Chad MacFare has an offer for Shawna he thinks she can’t afford to refuse: he’ll protect her from Pentim and his minions. But Shawna doesn’t trust the sexy immortal. She knows he has his own agenda-he wants to kill her father, and he wants to set her up as bait…

Review:
This book was OK. I thought it started off quite rough, but did eventually smooth itself out. I enjoyed the H & h (though I did want to slap Shawna on more than one occasion). Oddly, my favourite character was Dammon. He was just a side character (and apparently the H of the next book in the series), but I quite enjoyed his calm demeanour.

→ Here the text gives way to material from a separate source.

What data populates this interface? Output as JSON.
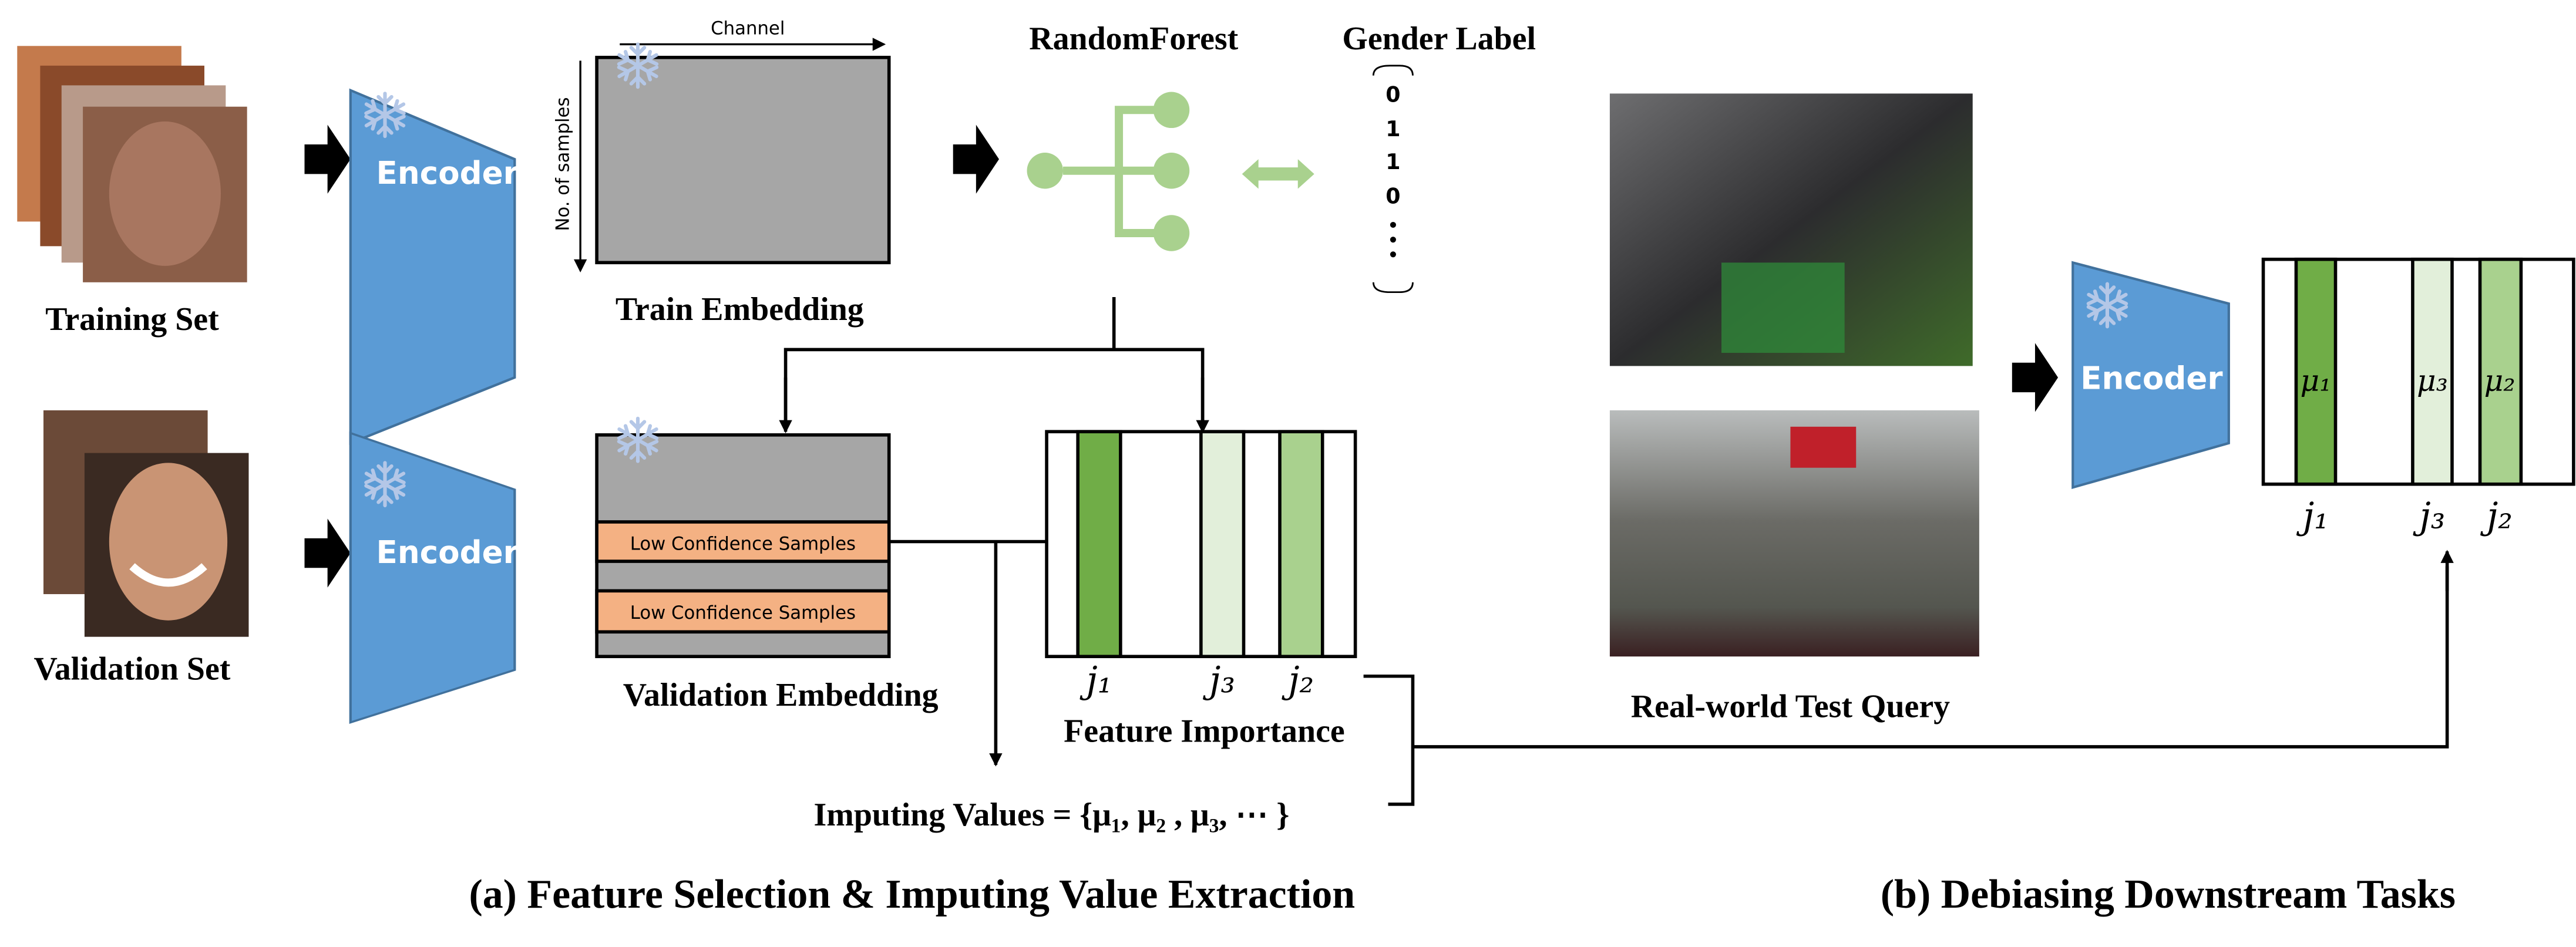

Though I generally enjoyed the book, I am not without complaints. I hate making this criticism, because I think it is horribly over used, but a lot of the book is told instead of shown. I think a full 10% goes by in the beginning before the reader gets a single sentence of dialogue that isn’t in someone’s memory. The reader is also told repeatedly how skilled Shawna is, but we don’t really see her fight or defend herself at all. We’re also treated to quite a lot of internal dialogue as both Shawna and Chad tell themselves how sexy the other is.

Though I imagine it comes into play in future books I also didn’t see the importance of the Dracula connection. It is set up in the prologue and he shows up once in the book, but doesn’t seem to have an active role in the plot. I was left wondering, ‘what’s that all about?’

I also felt that the two dangers to Shawna didn’t seem to line up. She’s supposed to be running for her father and that’s the basic framework of the story, but a good 75% of the book goes by before there is any real threat present to her by him. Most of the action centres around a demon she randomly encounters when she moves to Scotland (and amazingly and coincidentally moves in next door to Chad). This demon has nothing to do with the whole father situation and really felt very out of left field to me.

I also never understood Chad’s attitude toward Shawna. If you were meeting a woman for the first time (and all subsequent encounters with her) and needed to convince her to trust you to protect her while she endangered herself for the greater good, would you’re chosen method be antagonism and smug arrogance? He keeps trying to get her agree to his dangerous plan, but never gives her a straight answer to anything and purposefully goads her at every turn. Yes, it made for some amusing verbal sparing, but compromised his own goal repeatedly.

I will happily say this isn’t a case of insta-love. At least not on Shawna’s part. It is however a stunning example of sex = love. Shawna doesn’t trust Chad and he only admits to lusting after her. Then they have sex and voila, sudden boundless, eternal love exists. I got a little whiplash I think.

Then, after 250+ pages of supposedly running from her sociopath father (that we almost never see) the whole book wraps up in about a page and a half. The climax was a little underwhelming I have to admit. Despite all of the above, I did enjoy most of the book. It took a little while for me to settle into the story. But once I did it rolled along well enough and it presented an interesting new birth of vampires myth.